Ed Power, 28 Aug 2012

For Brittany Howard it’s all about the sister who isn’t there any more. When the Alabama Shakes singer was seven, her older sibling died of a brain tumour. She left behind a guitar. The week after she passed on, Brittany went into her sister’s bedroom, took the instrument off the bed and strummed a note. She’s been strumming ever since.
“I’d watched her play, “ she says, licking her lips to ward off the dryness. “It was cool. I thought, ‘Hey, I can do that too!’” She falls silent, running a hand through her hair. “Yup,” she starts up again, almost to herself. “That’s how it started.”

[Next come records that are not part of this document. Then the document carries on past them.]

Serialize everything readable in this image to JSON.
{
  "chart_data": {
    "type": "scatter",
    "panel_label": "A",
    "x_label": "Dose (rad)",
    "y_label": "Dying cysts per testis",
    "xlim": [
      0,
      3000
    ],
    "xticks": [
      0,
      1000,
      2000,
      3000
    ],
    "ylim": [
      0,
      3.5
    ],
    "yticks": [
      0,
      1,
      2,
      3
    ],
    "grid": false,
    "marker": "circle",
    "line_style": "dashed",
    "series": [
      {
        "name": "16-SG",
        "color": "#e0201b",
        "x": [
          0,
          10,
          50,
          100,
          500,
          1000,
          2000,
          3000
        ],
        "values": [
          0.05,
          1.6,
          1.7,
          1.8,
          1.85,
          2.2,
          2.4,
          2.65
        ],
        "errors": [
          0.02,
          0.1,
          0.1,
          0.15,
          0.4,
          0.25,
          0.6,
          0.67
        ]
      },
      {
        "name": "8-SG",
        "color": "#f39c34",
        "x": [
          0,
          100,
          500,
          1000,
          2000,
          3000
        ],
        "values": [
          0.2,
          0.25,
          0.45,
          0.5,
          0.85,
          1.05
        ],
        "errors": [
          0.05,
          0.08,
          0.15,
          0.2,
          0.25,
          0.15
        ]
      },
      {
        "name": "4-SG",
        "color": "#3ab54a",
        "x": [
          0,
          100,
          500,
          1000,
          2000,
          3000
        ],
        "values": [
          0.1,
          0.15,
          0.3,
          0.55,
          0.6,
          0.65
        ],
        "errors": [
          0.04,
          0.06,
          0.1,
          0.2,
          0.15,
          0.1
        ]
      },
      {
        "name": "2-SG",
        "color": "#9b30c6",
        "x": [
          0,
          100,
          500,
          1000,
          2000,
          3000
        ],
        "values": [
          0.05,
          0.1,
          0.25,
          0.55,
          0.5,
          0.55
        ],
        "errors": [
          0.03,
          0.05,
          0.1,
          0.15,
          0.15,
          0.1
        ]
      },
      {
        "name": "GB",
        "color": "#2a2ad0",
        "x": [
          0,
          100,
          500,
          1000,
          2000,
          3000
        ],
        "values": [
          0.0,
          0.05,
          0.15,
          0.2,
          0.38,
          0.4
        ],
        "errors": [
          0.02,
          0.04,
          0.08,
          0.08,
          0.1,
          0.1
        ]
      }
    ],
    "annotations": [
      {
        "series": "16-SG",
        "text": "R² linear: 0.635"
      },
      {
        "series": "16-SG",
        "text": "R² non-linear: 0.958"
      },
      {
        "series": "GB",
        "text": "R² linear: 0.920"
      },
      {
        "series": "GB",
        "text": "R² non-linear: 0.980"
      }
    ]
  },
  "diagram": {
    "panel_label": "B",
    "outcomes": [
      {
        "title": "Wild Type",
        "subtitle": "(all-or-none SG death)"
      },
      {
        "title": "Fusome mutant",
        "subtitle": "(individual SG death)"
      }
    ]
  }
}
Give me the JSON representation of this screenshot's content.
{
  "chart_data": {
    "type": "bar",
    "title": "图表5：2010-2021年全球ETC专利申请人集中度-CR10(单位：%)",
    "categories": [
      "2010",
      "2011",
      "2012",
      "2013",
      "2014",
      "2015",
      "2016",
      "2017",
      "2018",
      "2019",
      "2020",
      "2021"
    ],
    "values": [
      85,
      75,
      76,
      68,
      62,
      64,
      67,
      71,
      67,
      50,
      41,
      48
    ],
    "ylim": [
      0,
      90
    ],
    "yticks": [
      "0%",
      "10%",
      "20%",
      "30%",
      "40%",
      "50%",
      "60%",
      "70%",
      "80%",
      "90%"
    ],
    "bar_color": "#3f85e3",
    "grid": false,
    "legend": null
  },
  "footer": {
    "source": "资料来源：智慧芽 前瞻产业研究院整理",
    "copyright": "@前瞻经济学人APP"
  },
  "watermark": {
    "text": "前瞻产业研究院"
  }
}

You expect Howard to be all sass and diva-tude. That’s certainly the persona she presents on record. As frontwoman of Alabama Shakes, she rollicks and sways, singing from the bottom of her boots, the murky tidepools of her soul. She is Amy Winehouse fronting The White Stripes, a young Aretha Franklin in a blizzard of blue-collar rock.
In a cramped pre-show dressing-room, however, Howard couldn’t be further removed from her onstage caricature. Slumped against the wall, lost in a vast under-grad hoodie, she is demure, almost painfully shy. Eye-contact is a chore. When a question isn’t directed specifically to her, she lets guitarist Zac Cockrell do the lifting. Were it possible, you suspect she’d slip behind the couch and wait until Hot Press had left.
“The attention has been kind of a distraction from time to time,” she admits. “We’ve been trying to finish our record and holding down day jobs. Until recently I had to work weekends [she’s just quit her position as a mailwoman]. And suddenly we’re getting offered all these little tours, across America. It’s fantastic and exciting. At the same time, we wanted to get home, to finish the album.”
If at the start of the year someone had told you the most thrilling new rock act of 2012 was going to be an awkward garage blues band from the butt-end of Alabama you’d probably have choked on your Doritos. But it’s true: from properly humble origins – up until last November the lead guitarist had never flown on a plane – Alabama Shakes have seized the blues and indie scene by the scruff and held on for dear life.